The Minister noted that while there are some who embrace it, he detects “a general phobia for technology in education among teachers” in the Caribbean.

“And this Covid has come at this time when we haven’t even gotten over that phobia and makes things even more difficult,” he stated.

He added that one would think some of the teachers, born in the technology era would “feel at home with the technology, but [he doesn’t] see that happening at all.”

There are some schools, the education minister stated, that “they have people who are really into it, but then I see, particularly the primary schools, you have a problem where the teachers seem not to want to go that way, they prefer the old way with which they are comfortable.”

However, he made it clear that he was not saying that there is a dearth of understanding with regard to technology in schools.

He said a number of teachers have been trained in the use of technology, with the Secondary Schools Principals’ Association engaging a company which has trained 200 teachers who came forward voluntarily.

Further, the Minister said that The University of the West Indies along with the Ministry of Education recently trained 300 teachers, who were very willing.

He thanked the schools that are trying “very hard” to deal with the “new situation all around, new with respect to the teaching modalities, new with respect to the use of the technology, new with respect to the mindset.”

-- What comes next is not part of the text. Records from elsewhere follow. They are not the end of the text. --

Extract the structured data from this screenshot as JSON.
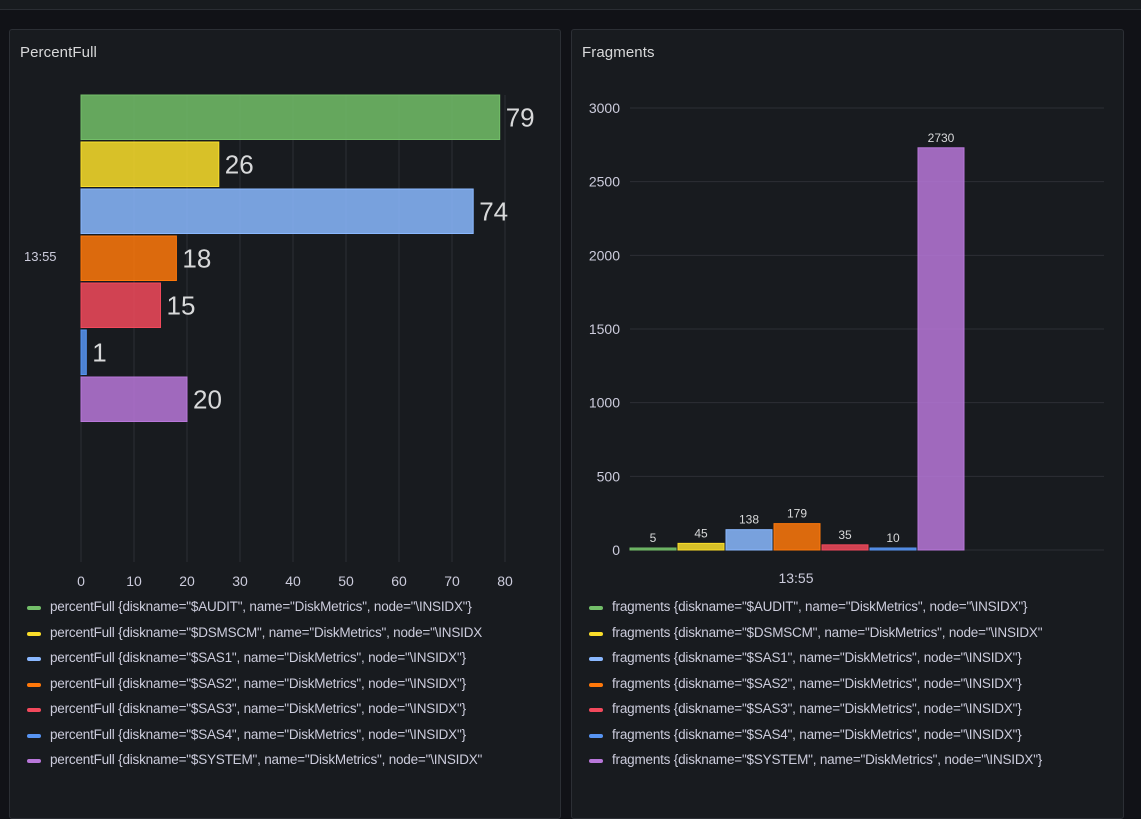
{
  "panels": [
    {
      "title": "PercentFull",
      "legend": [
        {
          "label": "percentFull {diskname=\"$AUDIT\", name=\"DiskMetrics\", node=\"\\INSIDX\"}",
          "color": "#73bf69"
        },
        {
          "label": "percentFull {diskname=\"$DSMSCM\", name=\"DiskMetrics\", node=\"\\INSIDX",
          "color": "#fade2a"
        },
        {
          "label": "percentFull {diskname=\"$SAS1\", name=\"DiskMetrics\", node=\"\\INSIDX\"}",
          "color": "#8ab8ff"
        },
        {
          "label": "percentFull {diskname=\"$SAS2\", name=\"DiskMetrics\", node=\"\\INSIDX\"}",
          "color": "#ff780a"
        },
        {
          "label": "percentFull {diskname=\"$SAS3\", name=\"DiskMetrics\", node=\"\\INSIDX\"}",
          "color": "#f2495c"
        },
        {
          "label": "percentFull {diskname=\"$SAS4\", name=\"DiskMetrics\", node=\"\\INSIDX\"}",
          "color": "#5794f2"
        },
        {
          "label": "percentFull {diskname=\"$SYSTEM\", name=\"DiskMetrics\", node=\"\\INSIDX\"",
          "color": "#b877d9"
        }
      ]
    },
    {
      "title": "Fragments",
      "legend": [
        {
          "label": "fragments {diskname=\"$AUDIT\", name=\"DiskMetrics\", node=\"\\INSIDX\"}",
          "color": "#73bf69"
        },
        {
          "label": "fragments {diskname=\"$DSMSCM\", name=\"DiskMetrics\", node=\"\\INSIDX\"",
          "color": "#fade2a"
        },
        {
          "label": "fragments {diskname=\"$SAS1\", name=\"DiskMetrics\", node=\"\\INSIDX\"}",
          "color": "#8ab8ff"
        },
        {
          "label": "fragments {diskname=\"$SAS2\", name=\"DiskMetrics\", node=\"\\INSIDX\"}",
          "color": "#ff780a"
        },
        {
          "label": "fragments {diskname=\"$SAS3\", name=\"DiskMetrics\", node=\"\\INSIDX\"}",
          "color": "#f2495c"
        },
        {
          "label": "fragments {diskname=\"$SAS4\", name=\"DiskMetrics\", node=\"\\INSIDX\"}",
          "color": "#5794f2"
        },
        {
          "label": "fragments {diskname=\"$SYSTEM\", name=\"DiskMetrics\", node=\"\\INSIDX\"}",
          "color": "#b877d9"
        }
      ]
    }
  ],
  "chart_data": [
    {
      "type": "bar",
      "orientation": "horizontal",
      "title": "PercentFull",
      "category": "13:55",
      "series": [
        {
          "name": "percentFull {diskname=\"$AUDIT\", name=\"DiskMetrics\", node=\"\\INSIDX\"}",
          "value": 79,
          "color": "#73bf69"
        },
        {
          "name": "percentFull {diskname=\"$DSMSCM\", name=\"DiskMetrics\", node=\"\\INSIDX",
          "value": 26,
          "color": "#fade2a"
        },
        {
          "name": "percentFull {diskname=\"$SAS1\", name=\"DiskMetrics\", node=\"\\INSIDX\"}",
          "value": 74,
          "color": "#8ab8ff"
        },
        {
          "name": "percentFull {diskname=\"$SAS2\", name=\"DiskMetrics\", node=\"\\INSIDX\"}",
          "value": 18,
          "color": "#ff780a"
        },
        {
          "name": "percentFull {diskname=\"$SAS3\", name=\"DiskMetrics\", node=\"\\INSIDX\"}",
          "value": 15,
          "color": "#f2495c"
        },
        {
          "name": "percentFull {diskname=\"$SAS4\", name=\"DiskMetrics\", node=\"\\INSIDX\"}",
          "value": 1,
          "color": "#5794f2"
        },
        {
          "name": "percentFull {diskname=\"$SYSTEM\", name=\"DiskMetrics\", node=\"\\INSIDX\"",
          "value": 20,
          "color": "#b877d9"
        }
      ],
      "xlim": [
        0,
        80
      ],
      "xticks": [
        0,
        10,
        20,
        30,
        40,
        50,
        60,
        70,
        80
      ],
      "grid": true,
      "legend": "bottom"
    },
    {
      "type": "bar",
      "orientation": "vertical",
      "title": "Fragments",
      "category": "13:55",
      "series": [
        {
          "name": "fragments {diskname=\"$AUDIT\", name=\"DiskMetrics\", node=\"\\INSIDX\"}",
          "value": 5,
          "color": "#73bf69"
        },
        {
          "name": "fragments {diskname=\"$DSMSCM\", name=\"DiskMetrics\", node=\"\\INSIDX\"",
          "value": 45,
          "color": "#fade2a"
        },
        {
          "name": "fragments {diskname=\"$SAS1\", name=\"DiskMetrics\", node=\"\\INSIDX\"}",
          "value": 138,
          "color": "#8ab8ff"
        },
        {
          "name": "fragments {diskname=\"$SAS2\", name=\"DiskMetrics\", node=\"\\INSIDX\"}",
          "value": 179,
          "color": "#ff780a"
        },
        {
          "name": "fragments {diskname=\"$SAS3\", name=\"DiskMetrics\", node=\"\\INSIDX\"}",
          "value": 35,
          "color": "#f2495c"
        },
        {
          "name": "fragments {diskname=\"$SAS4\", name=\"DiskMetrics\", node=\"\\INSIDX\"}",
          "value": 10,
          "color": "#5794f2"
        },
        {
          "name": "fragments {diskname=\"$SYSTEM\", name=\"DiskMetrics\", node=\"\\INSIDX\"}",
          "value": 2730,
          "color": "#b877d9"
        }
      ],
      "ylim": [
        0,
        3000
      ],
      "yticks": [
        0,
        500,
        1000,
        1500,
        2000,
        2500,
        3000
      ],
      "grid": true,
      "legend": "bottom"
    }
  ]
}
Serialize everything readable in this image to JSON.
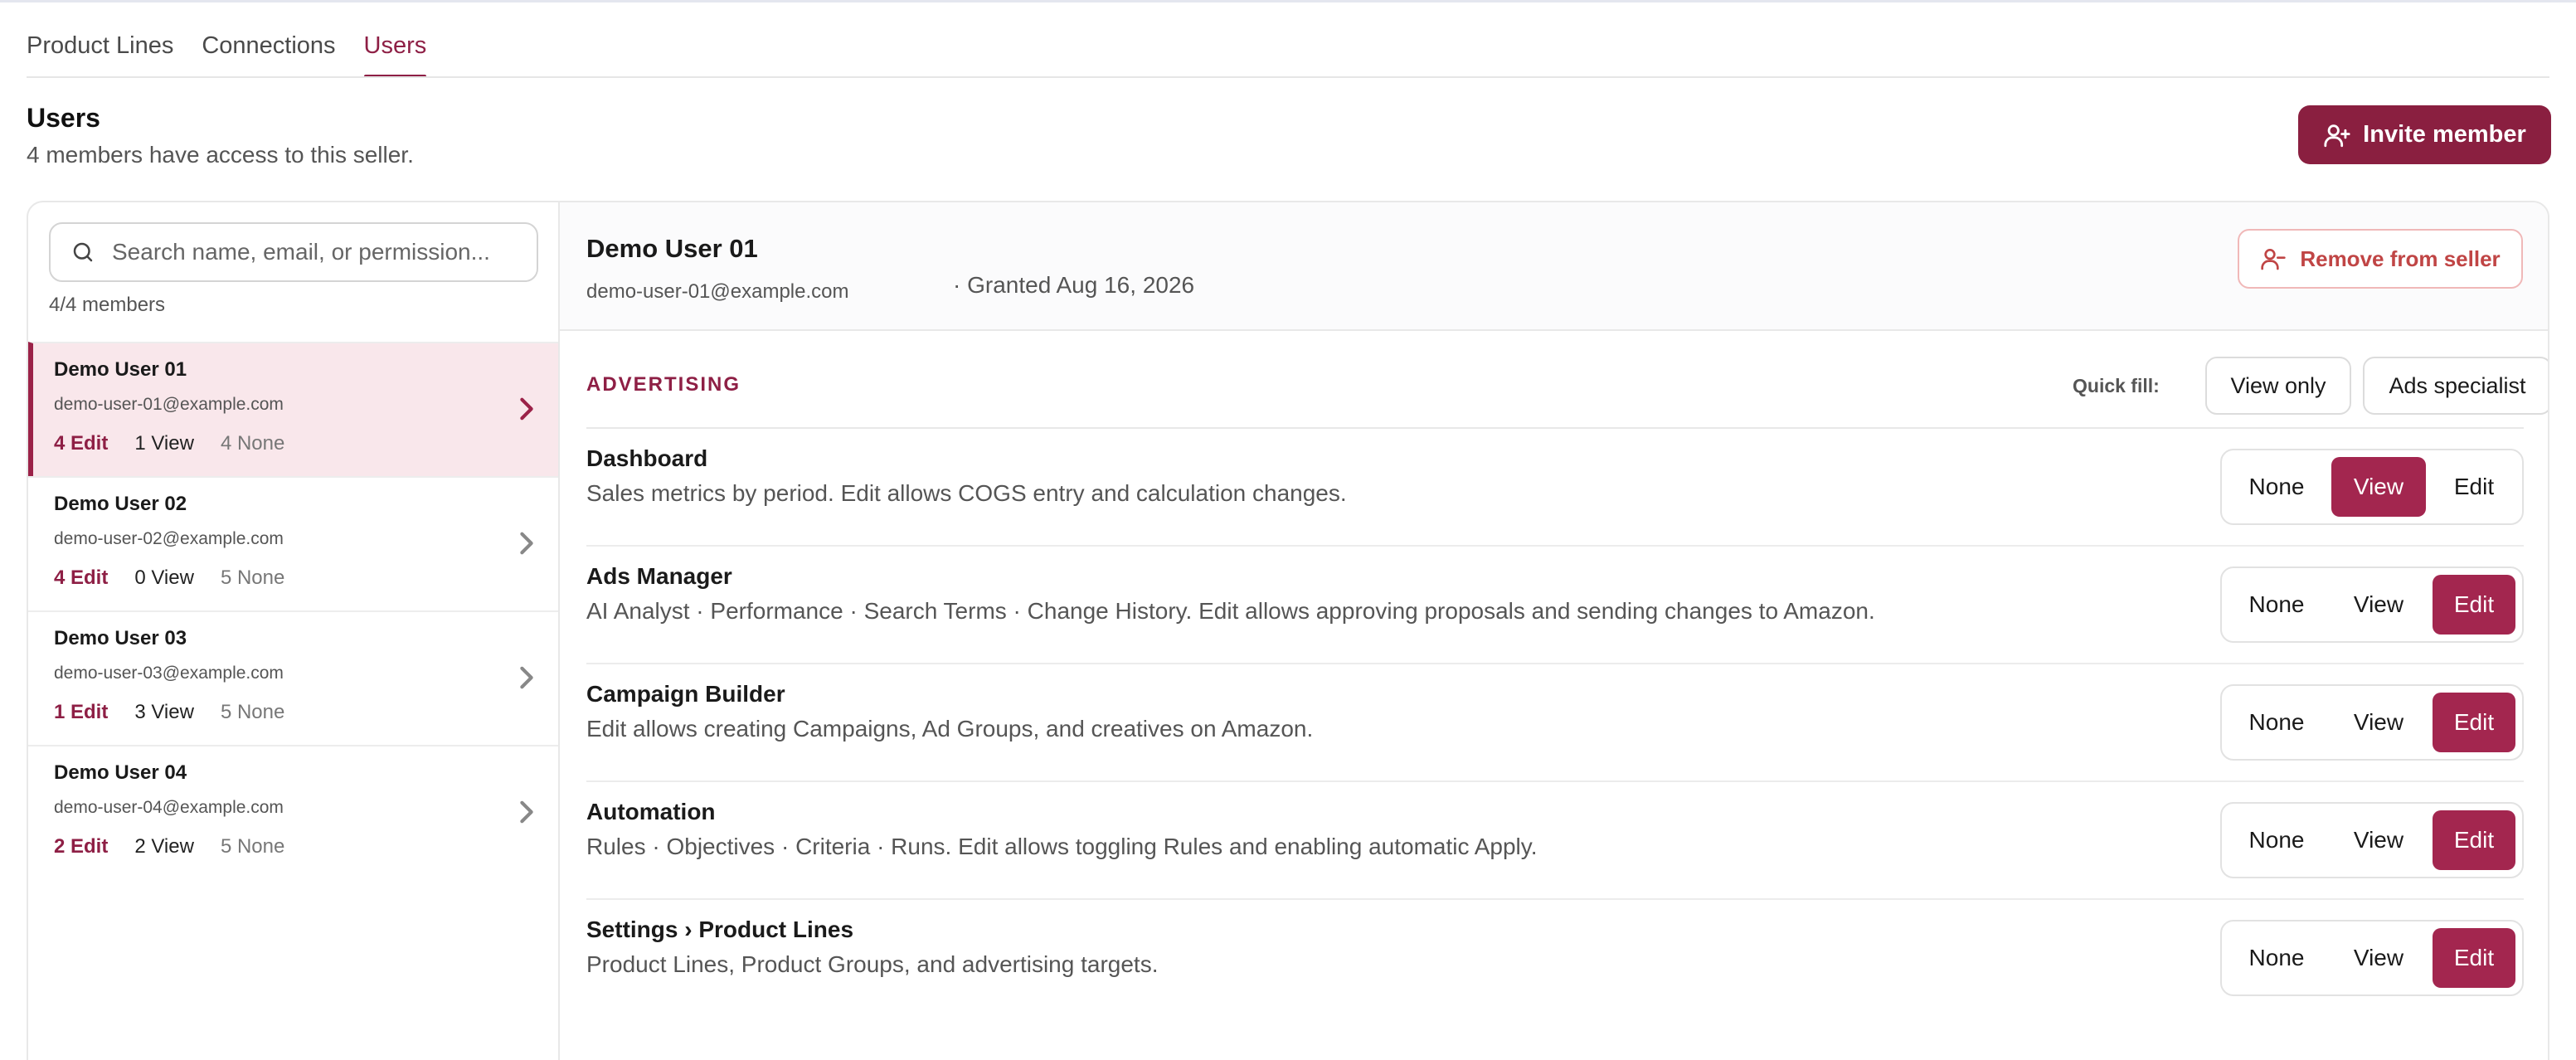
{
  "tabs": [
    {
      "label": "Product Lines",
      "active": false
    },
    {
      "label": "Connections",
      "active": false
    },
    {
      "label": "Users",
      "active": true
    }
  ],
  "header": {
    "title": "Users",
    "subtitle": "4 members have access to this seller.",
    "invite_label": "Invite member"
  },
  "search": {
    "placeholder": "Search name, email, or permission...",
    "count_label": "4/4 members"
  },
  "users": [
    {
      "name": "Demo User 01",
      "email": "demo-user-01@example.com",
      "edit": "4 Edit",
      "view": "1 View",
      "none": "4 None",
      "selected": true
    },
    {
      "name": "Demo User 02",
      "email": "demo-user-02@example.com",
      "edit": "4 Edit",
      "view": "0 View",
      "none": "5 None",
      "selected": false
    },
    {
      "name": "Demo User 03",
      "email": "demo-user-03@example.com",
      "edit": "1 Edit",
      "view": "3 View",
      "none": "5 None",
      "selected": false
    },
    {
      "name": "Demo User 04",
      "email": "demo-user-04@example.com",
      "edit": "2 Edit",
      "view": "2 View",
      "none": "5 None",
      "selected": false
    }
  ],
  "detail": {
    "name": "Demo User 01",
    "email": "demo-user-01@example.com",
    "granted": "· Granted Aug 16, 2026",
    "remove_label": "Remove from seller"
  },
  "section": {
    "label": "ADVERTISING",
    "quick_fill_label": "Quick fill:",
    "quick_fill_view_only": "View only",
    "quick_fill_ads_specialist": "Ads specialist"
  },
  "levels": {
    "none": "None",
    "view": "View",
    "edit": "Edit"
  },
  "permissions": [
    {
      "title": "Dashboard",
      "desc": "Sales metrics by period. Edit allows COGS entry and calculation changes.",
      "level": "view"
    },
    {
      "title": "Ads Manager",
      "desc": "AI Analyst · Performance · Search Terms · Change History. Edit allows approving proposals and sending changes to Amazon.",
      "level": "edit"
    },
    {
      "title": "Campaign Builder",
      "desc": "Edit allows creating Campaigns, Ad Groups, and creatives on Amazon.",
      "level": "edit"
    },
    {
      "title": "Automation",
      "desc": "Rules · Objectives · Criteria · Runs. Edit allows toggling Rules and enabling automatic Apply.",
      "level": "edit"
    },
    {
      "title": "Settings › Product Lines",
      "desc": "Product Lines, Product Groups, and advertising targets.",
      "level": "edit"
    }
  ],
  "colors": {
    "brand": "#8a1f40",
    "brand_active_segment": "#a3264f",
    "selected_row_bg": "#f9e7eb",
    "danger_text": "#c04545"
  },
  "icons": {
    "invite": "user-plus-icon",
    "search": "search-icon",
    "remove": "user-minus-icon",
    "row_chevron": "chevron-right-icon"
  }
}
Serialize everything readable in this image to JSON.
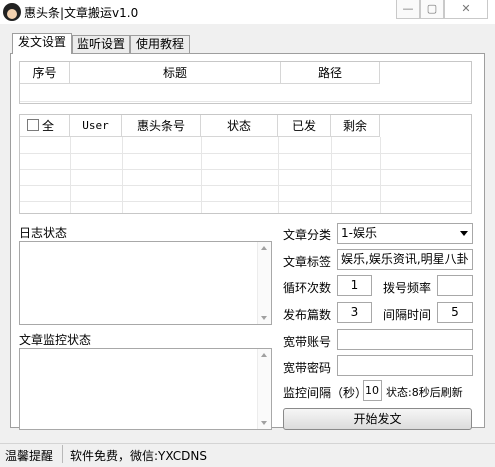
{
  "window": {
    "title": "惠头条|文章搬运v1.0",
    "minimize_glyph": "—",
    "maximize_glyph": "▢",
    "close_glyph": "✕"
  },
  "tabs": [
    {
      "label": "发文设置",
      "active": true
    },
    {
      "label": "监听设置",
      "active": false
    },
    {
      "label": "使用教程",
      "active": false
    }
  ],
  "article_table": {
    "columns": [
      "序号",
      "标题",
      "路径"
    ]
  },
  "account_table": {
    "select_all_label": "全",
    "columns": [
      "User",
      "惠头条号",
      "状态",
      "已发",
      "剩余"
    ]
  },
  "log": {
    "label": "日志状态"
  },
  "monitor_log": {
    "label": "文章监控状态"
  },
  "form": {
    "category_label": "文章分类",
    "category_value": "1-娱乐",
    "tags_label": "文章标签",
    "tags_value": "娱乐,娱乐资讯,明星八卦",
    "loop_label": "循环次数",
    "loop_value": "1",
    "dial_label": "拨号频率",
    "dial_value": "",
    "publish_label": "发布篇数",
    "publish_value": "3",
    "interval_label": "间隔时间",
    "interval_value": "5",
    "broadband_account_label": "宽带账号",
    "broadband_account_value": "",
    "broadband_password_label": "宽带密码",
    "broadband_password_value": "",
    "monitor_interval_label": "监控间隔（秒）",
    "monitor_interval_value": "10",
    "monitor_status": "状态:8秒后刷新",
    "start_button": "开始发文"
  },
  "statusbar": {
    "tip_label": "温馨提醒",
    "message": "软件免费，微信:YXCDNS"
  }
}
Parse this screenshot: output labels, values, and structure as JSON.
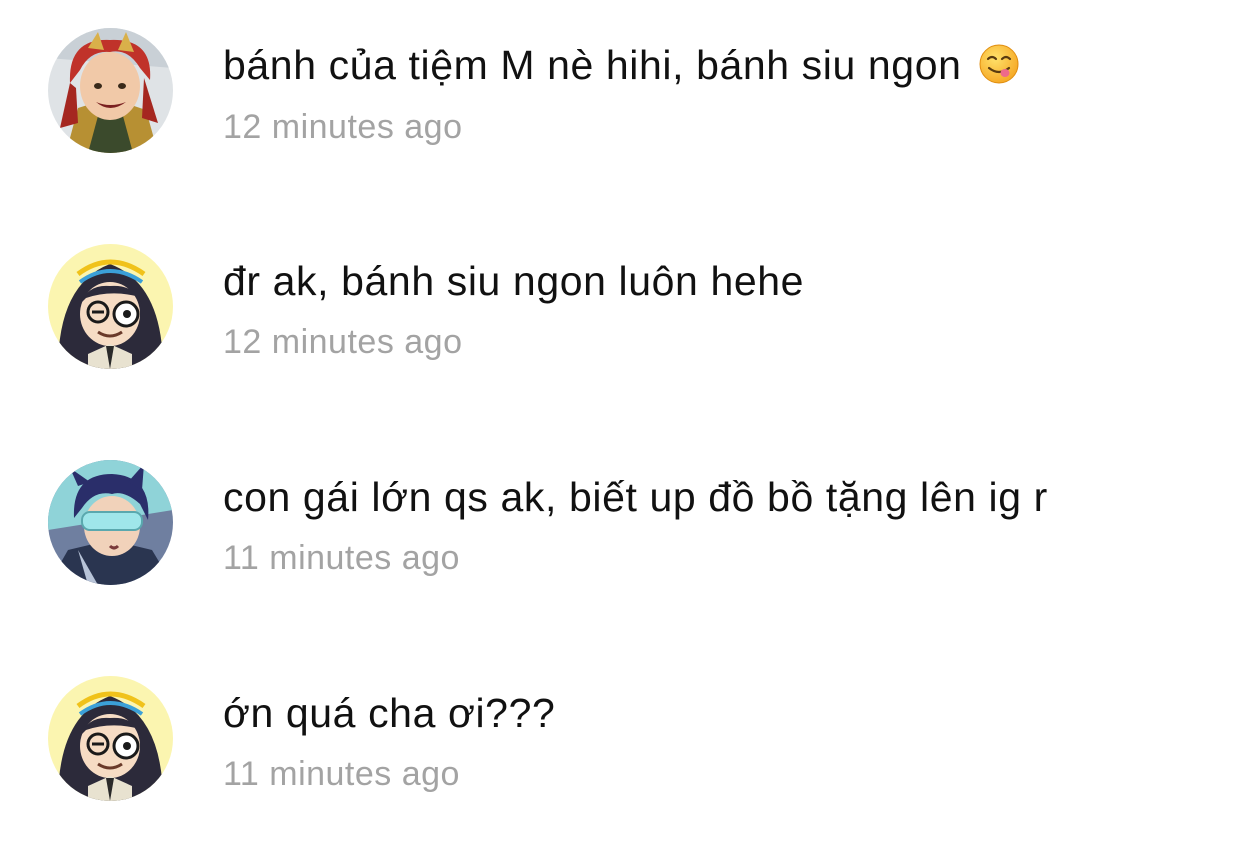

A number of schools began their full online classes in earnest yesterday, Monday April 20, using various e-platforms to reach the children depending on what has been working for them before, what they have been preparing to use all along or what they have decided to use in the interim to prepare for the use of more advanced platforms.

Schools in SVG closed on March 20, one week ahead of their scheduled closure for the Easter break. They were supposed to reopen on April 14, but on April 8, the minister of education announced that the reopening had been postponed, saying that the situation will be reassessed in two weeks time.